Richard Möller (born January 24, 1977) is an American soccer retired forward and coach. He played one season each in the USISL and the National Professional Soccer League.

==Playing career==

===Youth===
Möller was born in Ludwigshafen, West Germany. Prior to coming to the US, he played for 1. FC Kaiserslautern (winning the German National Championship), played for the Kreisauswahl, played for the Südwestauswahl (equivalent to the US Regional Team) and for the German Youth National Teams. He also earned his Abitur from Albert-Einstein Gymnasium (Germany has four levels of high school degrees and the Abitur is the highest one; less than 5% of the German society attends a Gymnasium). Möller attended Towson University, playing on the men's soccer team from 1995 to 1998. He holds the school's and the America East's single season records for goals. Möller was a 1998 All American (first in the soccer program's history) and Scholar-Athlete All American (first in the soccer program's history).

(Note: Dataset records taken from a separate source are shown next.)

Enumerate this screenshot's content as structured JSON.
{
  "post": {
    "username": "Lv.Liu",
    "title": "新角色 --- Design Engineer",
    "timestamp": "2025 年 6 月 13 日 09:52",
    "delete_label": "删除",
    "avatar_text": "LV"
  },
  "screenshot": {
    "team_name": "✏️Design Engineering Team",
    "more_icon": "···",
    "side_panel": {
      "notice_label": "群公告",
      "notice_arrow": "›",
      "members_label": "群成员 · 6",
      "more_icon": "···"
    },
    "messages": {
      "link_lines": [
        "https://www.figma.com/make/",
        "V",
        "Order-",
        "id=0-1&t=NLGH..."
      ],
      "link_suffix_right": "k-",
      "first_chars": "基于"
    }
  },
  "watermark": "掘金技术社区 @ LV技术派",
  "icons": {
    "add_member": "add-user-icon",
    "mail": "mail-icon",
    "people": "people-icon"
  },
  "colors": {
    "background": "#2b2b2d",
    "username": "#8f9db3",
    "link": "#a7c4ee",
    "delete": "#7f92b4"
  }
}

He was also named the America East Rookie of the Year (his freshman year) and America East Player of the Year his senior year (first in the program to earn those honors). Riche Möller is also the first for the program and conference to earn America-East Scholar Athlete of the Year awards back-to-back. He also became the first from the state of Maryland to win the prestigious ECAC Scholar-Athlete of the Year award. He won close to 50 athletic and academic awards during his time at Towson. He graduated with Latin honors in 1999 with a bachelor's degree in modern languages . Following his graduation in 1998, he entered the University of Maryland, College Park where he started a PhD program in German literature, but decided to change his career path attending Smith College, to earn his graduate degree in Exercise Science.

===Professional===
In 1999, the Maryland Mania of the USL A-League, associated with D.C. United, selected Möller in the Territorial Round of the USL Draft. In October 2000, he signed with the Baltimore Blast of the National Professional Soccer League (NPSL) after being drafted second overall. Möller decided to retire from professional soccer after two years to continue his education at Smith College and to pursue a collegiate coaching career shortly after graduation.

==Coaching career==
In 1999, Möller became the assistant coach at NCAA Division III Villa Julie College. He assisted the women's soccer program's and the athletics department's first trip to the NCAA Tournament, advancing to the Sweet Sixteen National Championship. In 2002, he attended Smith College as a graduate assistant (assisting the program to its first double-digit winning season in over a decade). After Smith, he became the head coach at the NCAA Division I Western Illinois. He led the team to a top-4 seed after being picked last in the preseason poll. Both his recruiting classes were ranked first within the conference and ranked top 20 nationally. In 2005, he became the top assistant coach at Dartmouth College. His recruiting class was nationally ranked and assisted the program to the NCAA Tournament. In March 2006, Möller became the head coach at Vassar College. At Vassar, he became the first coach to lead the program to four consecutive winning seasons. Prior to his arrival, Vassar's winning percentage in the Liberty League was under 15% and after completing one recruiting cycle, the program's winning percentage within the conference was over 80%. He is the first coach to lead the program to postseason play, tying the Number 1 team in the nation in the conference finals. The program received its first regional and national ranking under Möller. The program remained regionally ranked for three consecutive years (another program first). Möller has also been an Assistant Girls Coach for the German Youth National Teams for over six years.

Möller is the Associate Head Women's Soccer Coach at Johns Hopkins University since January 2015. During his two years the program won the Conference Championship back-to-back advancing to the NCAA Tournament (2016: hosting the first two rounds, winning both rounds and advancing to the Sweet Sixteen National Championship match).